ŠKODA RAPID OHV “Motorway” version (1940)
RAPID means fast. This apt designation for ŠKODA’s favourite model first appeared in 1934, then again in the 1980s and now also in the 21st century. The Sachsen Classic featured a streamlined special from a series that only ran to around a hundred units (1939-1941), nicknamed the “Motorway” version for its intended use on the motorways then being built. The 42 hp (31 kW) 1,600 cc engine was powerful enough to reach 120 km/h (75 mph), a high speed in those days. The ŠKODA Museum’s exhibit drove around Prague from April 1940, arriving back in the Czech carmaker’s collections nine years ago and undergoing a meticulous restoration between 2018 and 2021.
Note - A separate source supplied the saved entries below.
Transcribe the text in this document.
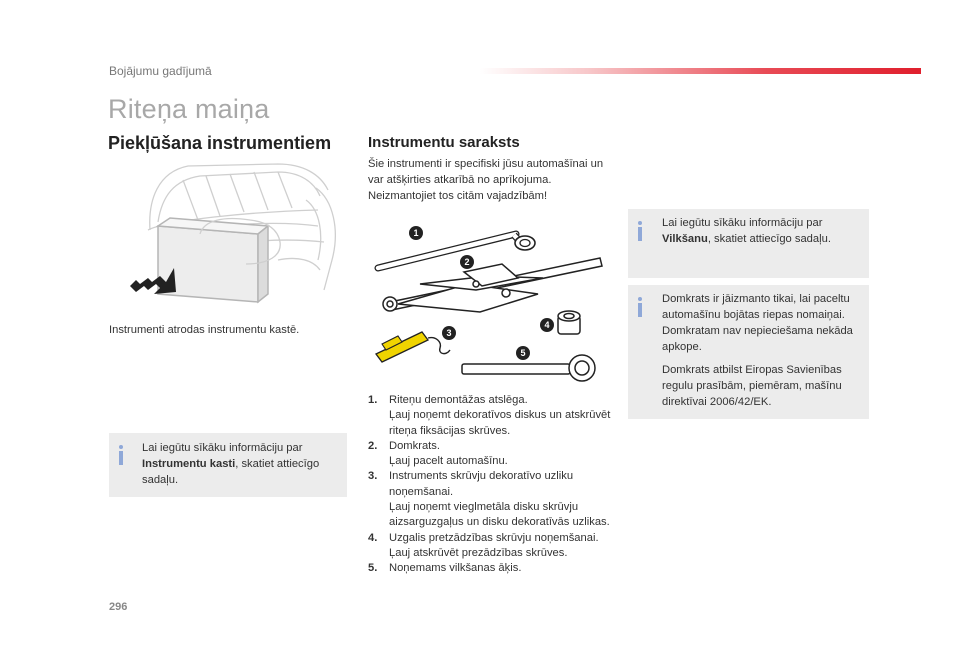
Bojājumu gadījumā
Riteņa maiņa
Piekļūšana instrumentiem
Instrumenti atrodas instrumentu kastē.
Lai iegūtu sīkāku informāciju par Instrumentu kasti, skatiet attiecīgo sadaļu.
Instrumentu saraksts
Šie instrumenti ir specifiski jūsu automašīnai un var atšķirties atkarībā no aprīkojuma. Neizmantojiet tos citām vajadzībām!
1
2
3
4
5
1. Riteņu demontāžas atslēga.
Ļauj noņemt dekoratīvos diskus un atskrūvēt riteņa fiksācijas skrūves.
2. Domkrats.
Ļauj pacelt automašīnu.
3. Instruments skrūvju dekoratīvo uzliku noņemšanai.
Ļauj noņemt vieglmetāla disku skrūvju aizsarguzgaļus un disku dekoratīvās uzlikas.
4. Uzgalis pretzādzības skrūvju noņemšanai.
Ļauj atskrūvēt prezādzības skrūves.
5. Noņemams vilkšanas āķis.
Lai iegūtu sīkāku informāciju par Vilkšanu, skatiet attiecīgo sadaļu.
Domkrats ir jāizmanto tikai, lai paceltu automašīnu bojātas riepas nomaiņai. Domkratam nav nepieciešama nekāda apkope.
Domkrats atbilst Eiropas Savienības regulu prasībām, piemēram, mašīnu direktīvai 2006/42/EK.
296
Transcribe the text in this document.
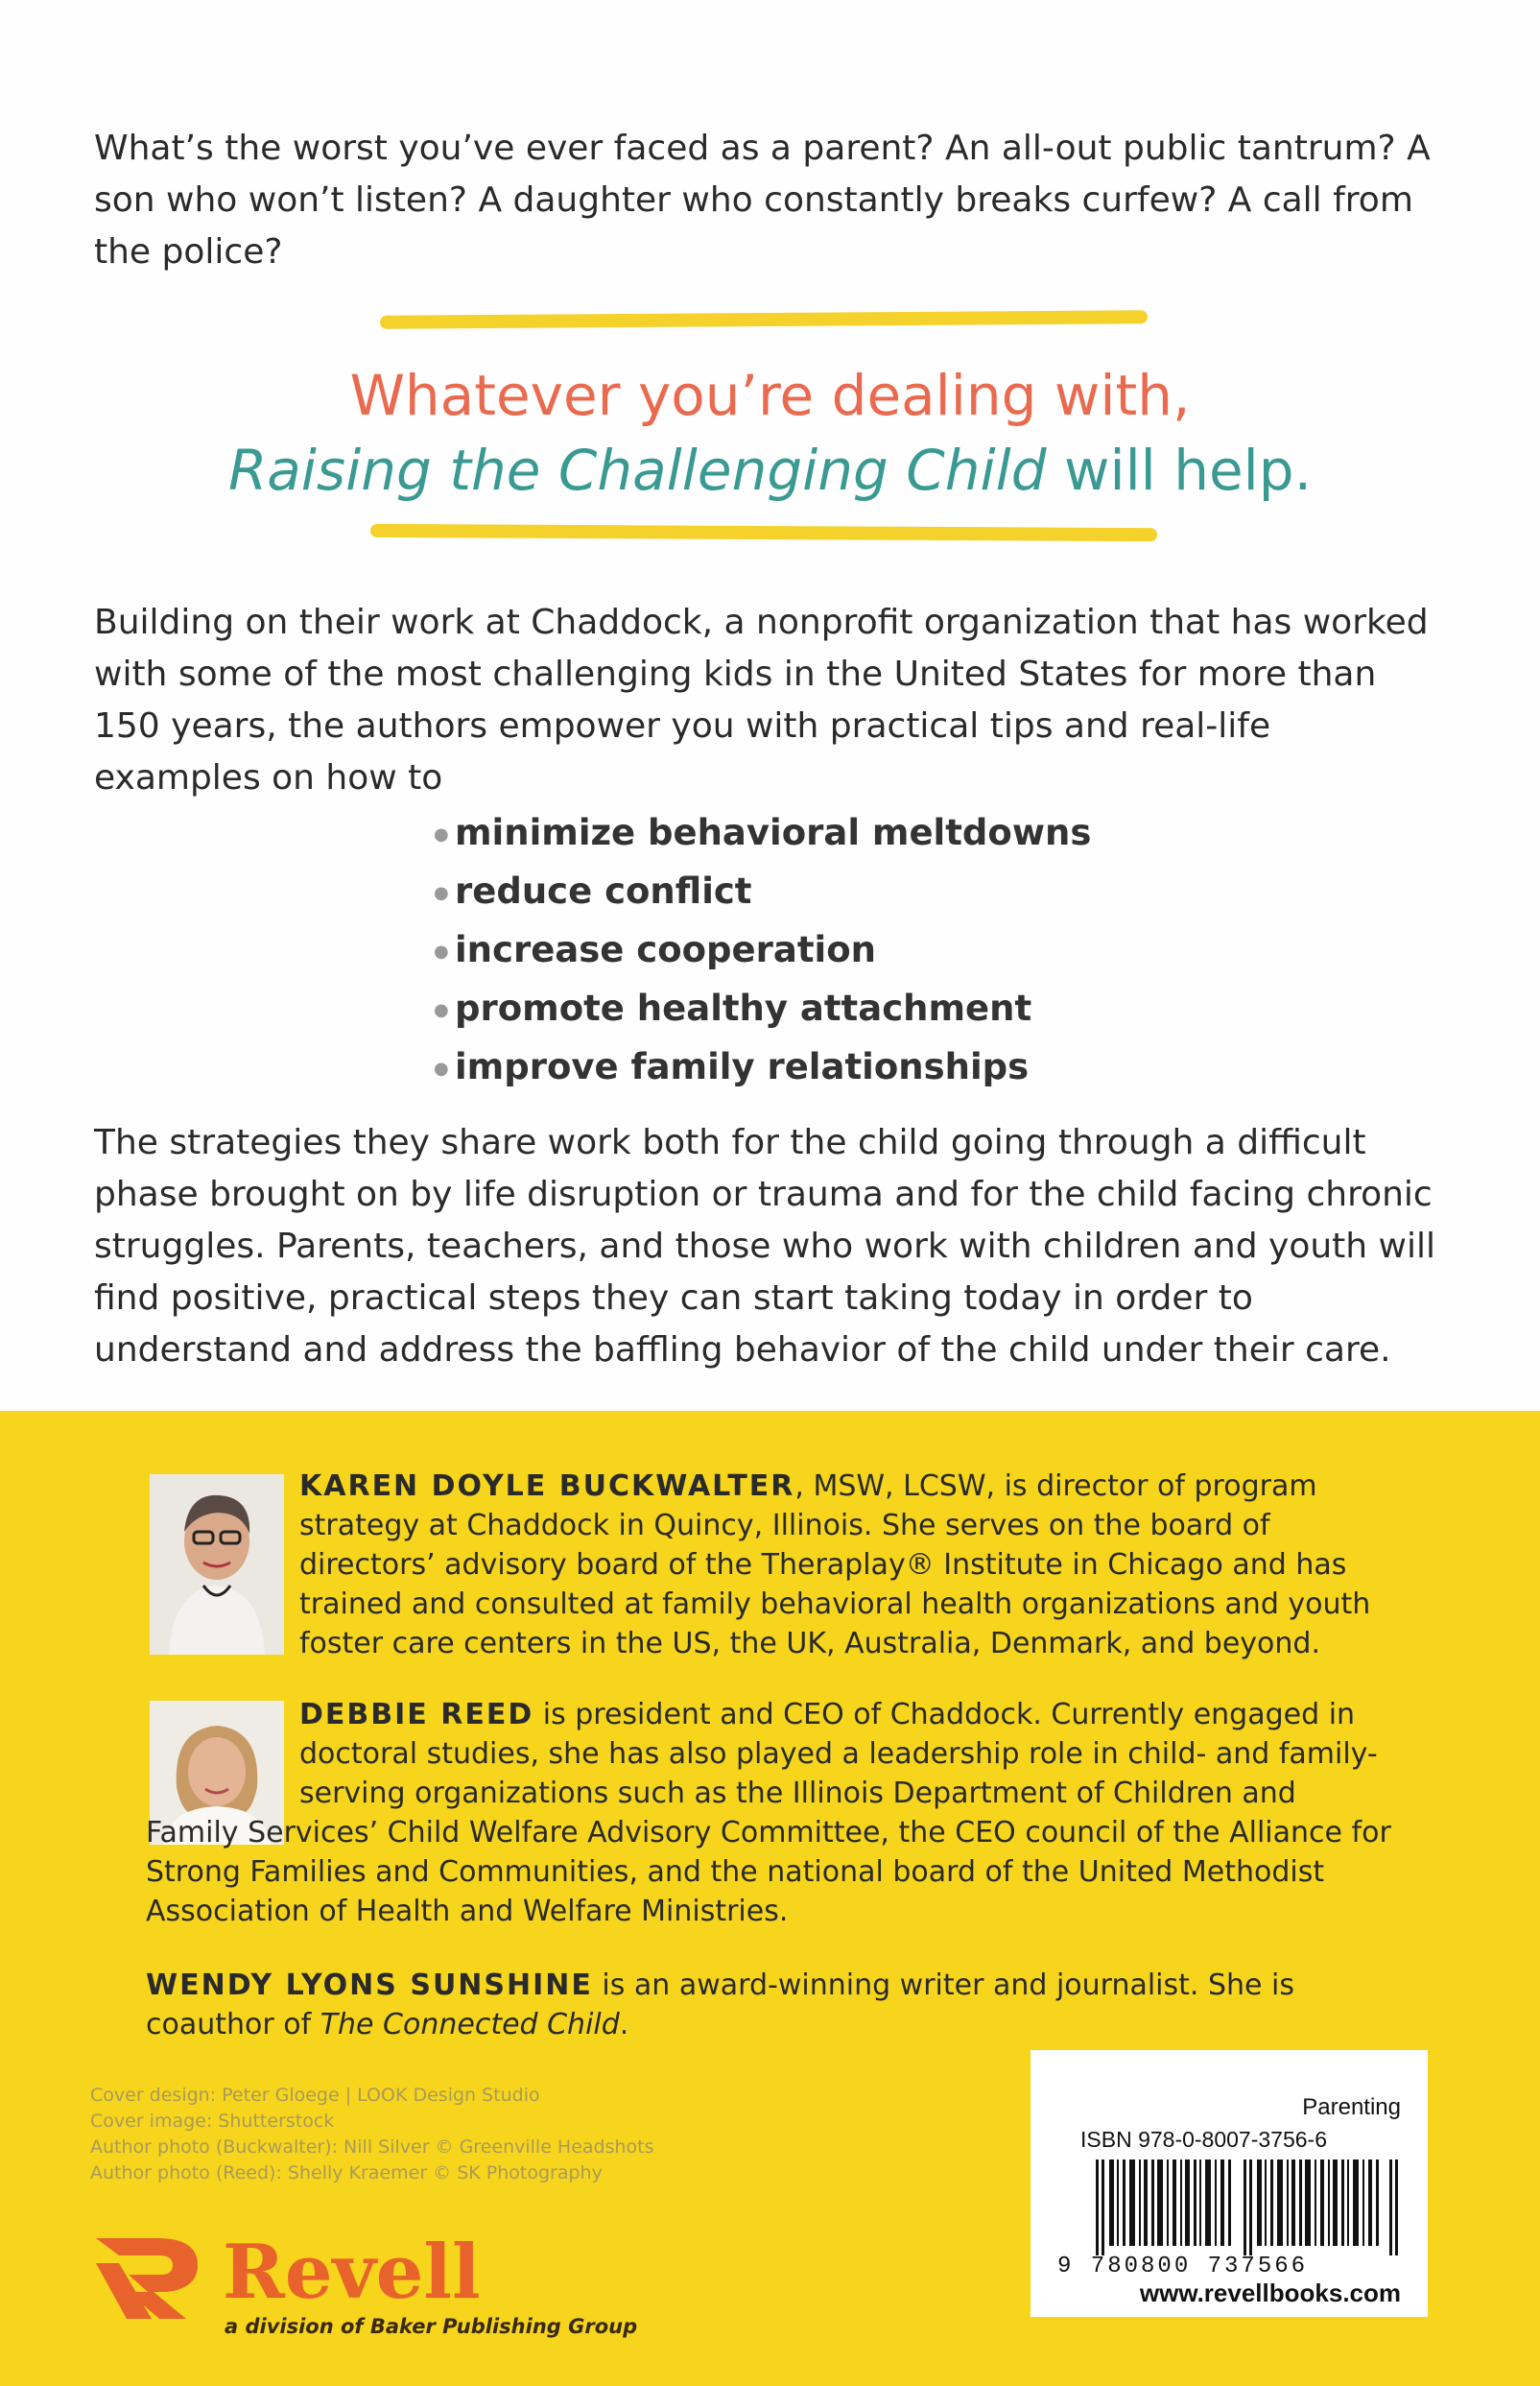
What’s the worst you’ve ever faced as a parent? An all-out public tantrum? A son who won’t listen? A daughter who constantly breaks curfew? A call from the police?
Whatever you’re dealing with,
Raising the Challenging Child will help.
Building on their work at Chaddock, a nonprofit organization that has worked with some of the most challenging kids in the United States for more than 150 years, the authors empower you with practical tips and real-life examples on how to
● minimize behavioral meltdowns
● reduce conflict
● increase cooperation
● promote healthy attachment
● improve family relationships
The strategies they share work both for the child going through a difficult phase brought on by life disruption or trauma and for the child facing chronic struggles. Parents, teachers, and those who work with children and youth will find positive, practical steps they can start taking today in order to understand and address the baffling behavior of the child under their care.
KAREN DOYLE BUCKWALTER, MSW, LCSW, is director of program strategy at Chaddock in Quincy, Illinois. She serves on the board of directors’ advisory board of the Theraplay® Institute in Chicago and has trained and consulted at family behavioral health organizations and youth foster care centers in the US, the UK, Australia, Denmark, and beyond.
DEBBIE REED is president and CEO of Chaddock. Currently engaged in doctoral studies, she has also played a leadership role in child- and family-serving organizations such as the Illinois Department of Children and
Family Services’ Child Welfare Advisory Committee, the CEO council of the Alliance for Strong Families and Communities, and the national board of the United Methodist Association of Health and Welfare Ministries.
WENDY LYONS SUNSHINE is an award-winning writer and journalist. She is coauthor of The Connected Child.
Cover design: Peter Gloege | LOOK Design Studio
Cover image: Shutterstock
Author photo (Buckwalter): Nill Silver © Greenville Headshots
Author photo (Reed): Shelly Kraemer © SK Photography
Revell
a division of Baker Publishing Group
Parenting
ISBN 978-0-8007-3756-6
9 780800 737566
www.revellbooks.com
ŠKODA 1101 “Tudor” Roadster (1948)
After the Second World War, ŠKODA entered a new phase with the Š 1101/1102 model series. To this day, it is still known as “Tudor”, a pun referring to its characteristic two-door enclosed body. The sporty roadster boasts the most elegant lines. This car, endowed with a lot of equipment by the standards of the time, with a chassis from Mladá Boleslav and bodywork from the specialised plant in Vrchlabí, was completed on 2 October 1948 on an order from the prime minister’s office. It was later bought by a private owner, with ŠKODA acquiring the handsome roadster in 1969. To this day, it remains one of the reliable participants at veteran events.
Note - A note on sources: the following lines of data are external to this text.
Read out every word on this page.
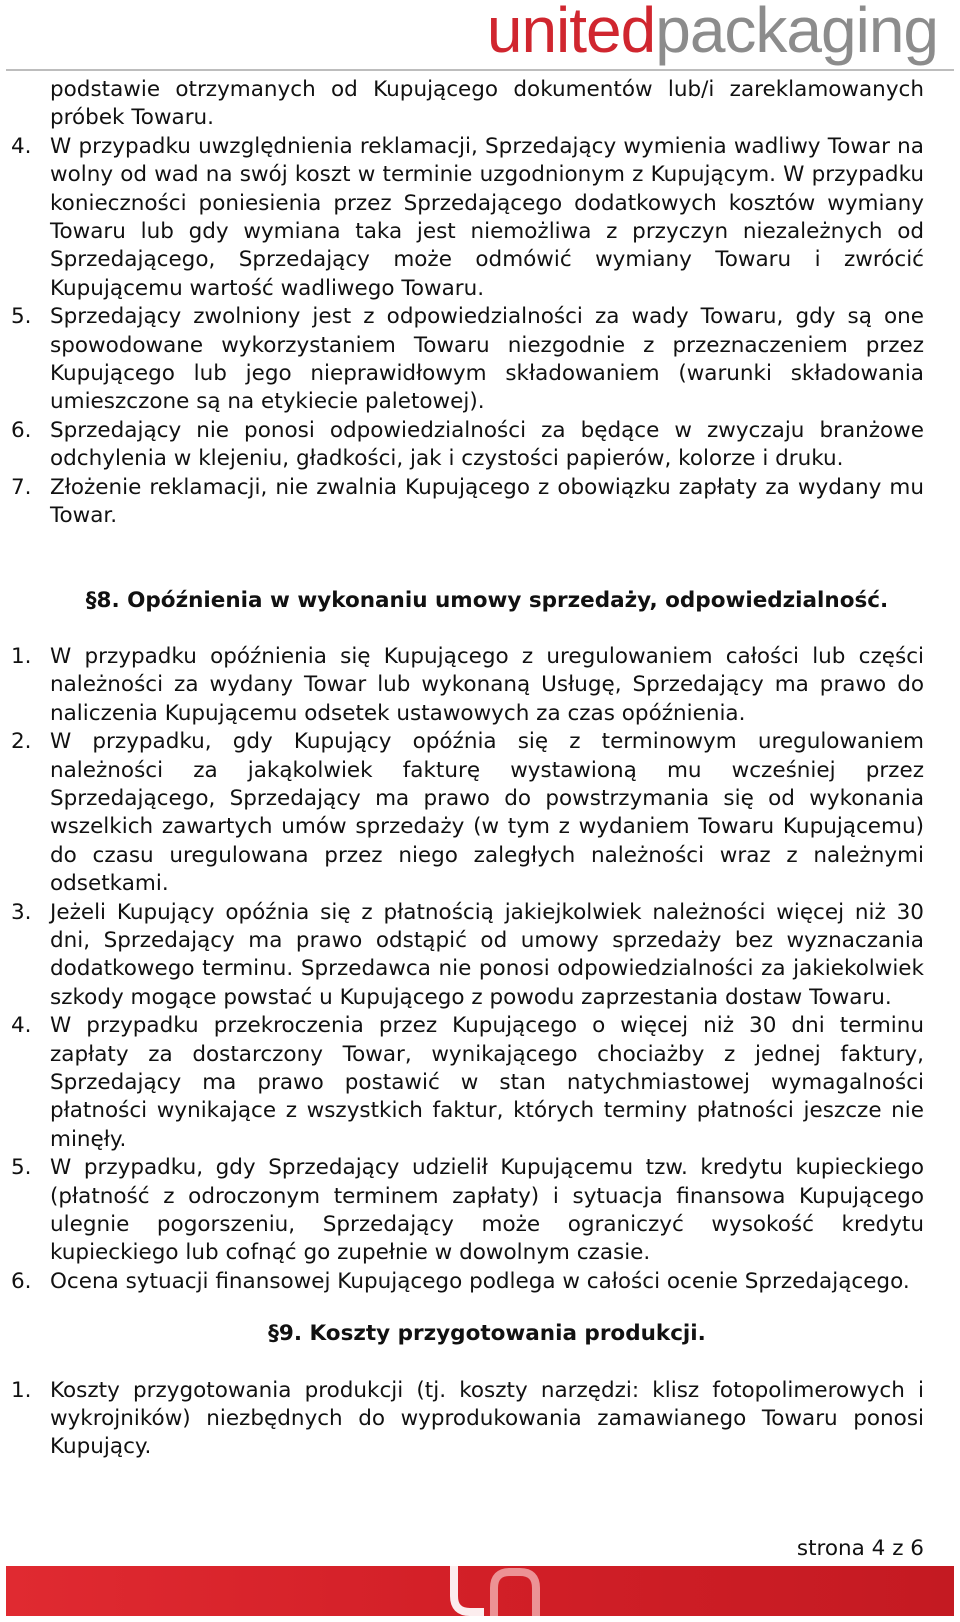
unitedpackaging

podstawie otrzymanych od Kupującego dokumentów lub/i zareklamowanych próbek Towaru.

4. W przypadku uwzględnienia reklamacji, Sprzedający wymienia wadliwy Towar na wolny od wad na swój koszt w terminie uzgodnionym z Kupującym. W przypadku konieczności poniesienia przez Sprzedającego dodatkowych kosztów wymiany Towaru lub gdy wymiana taka jest niemożliwa z przyczyn niezależnych od Sprzedającego, Sprzedający może odmówić wymiany Towaru i zwrócić Kupującemu wartość wadliwego Towaru.
5. Sprzedający zwolniony jest z odpowiedzialności za wady Towaru, gdy są one spowodowane wykorzystaniem Towaru niezgodnie z przeznaczeniem przez Kupującego lub jego nieprawidłowym składowaniem (warunki składowania umieszczone są na etykiecie paletowej).
6. Sprzedający nie ponosi odpowiedzialności za będące w zwyczaju branżowe odchylenia w klejeniu, gładkości, jak i czystości papierów, kolorze i druku.
7. Złożenie reklamacji, nie zwalnia Kupującego z obowiązku zapłaty za wydany mu Towar.
§8. Opóźnienia w wykonaniu umowy sprzedaży, odpowiedzialność.
1. W przypadku opóźnienia się Kupującego z uregulowaniem całości lub części należności za wydany Towar lub wykonaną Usługę, Sprzedający ma prawo do naliczenia Kupującemu odsetek ustawowych za czas opóźnienia.
2. W przypadku, gdy Kupujący opóźnia się z terminowym uregulowaniem należności za jakąkolwiek fakturę wystawioną mu wcześniej przez Sprzedającego, Sprzedający ma prawo do powstrzymania się od wykonania wszelkich zawartych umów sprzedaży (w tym z wydaniem Towaru Kupującemu) do czasu uregulowana przez niego zaległych należności wraz z należnymi odsetkami.
3. Jeżeli Kupujący opóźnia się z płatnością jakiejkolwiek należności więcej niż 30 dni, Sprzedający ma prawo odstąpić od umowy sprzedaży bez wyznaczania dodatkowego terminu. Sprzedawca nie ponosi odpowiedzialności za jakiekolwiek szkody mogące powstać u Kupującego z powodu zaprzestania dostaw Towaru.
4. W przypadku przekroczenia przez Kupującego o więcej niż 30 dni terminu zapłaty za dostarczony Towar, wynikającego chociażby z jednej faktury, Sprzedający ma prawo postawić w stan natychmiastowej wymagalności płatności wynikające z wszystkich faktur, których terminy płatności jeszcze nie minęły.
5. W przypadku, gdy Sprzedający udzielił Kupującemu tzw. kredytu kupieckiego (płatność z odroczonym terminem zapłaty) i sytuacja finansowa Kupującego ulegnie pogorszeniu, Sprzedający może ograniczyć wysokość kredytu kupieckiego lub cofnąć go zupełnie w dowolnym czasie.
6. Ocena sytuacji finansowej Kupującego podlega w całości ocenie Sprzedającego.
§9. Koszty przygotowania produkcji.
1. Koszty przygotowania produkcji (tj. koszty narzędzi: klisz fotopolimerowych i wykrojników) niezbędnych do wyprodukowania zamawianego Towaru ponosi Kupujący.
strona 4 z 6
ŠKODA 1100 MBX DeLuxe (1969)
The “MB”, the ŠKODA 1000/1100 MB saloon, was a revolution in 1964. The modern, lightweight, self-supporting body with tasteful lines housed an economical engine in the rear, manufactured according to an original Czech patent using a unique aluminium die-casting technology. Between 1967 and 1969, two-door versions of the MBX extended the range of four-door cars, offering unobstructed views of the countryside when the side windows were down. The more powerful 51-hp (38.2 kW) 1,100 cc engine reached a speed of 127 km/h (79 mph) thanks to its weight of only around 800 kg. The car has been part of the ŠKODA Museum’s fleet since 1999.
ŠKODA 110 R Coupé (1971)
In 1970, the equally popular two-door “R”, the 110 R coupé with its gracefully flowing roofline, took over the sports model baton from the topless FELICIA icons. One of the last production units of the first model year, celebrating its 51st birthday in August, graced the Sachsen meet. It came to the museum four years ago, and its restoration has returned the sportster from Kvasiny to top form: it “breathes” through a two-stage Jikov carburettor and can hit a top speed of 145 km/h (90 mph).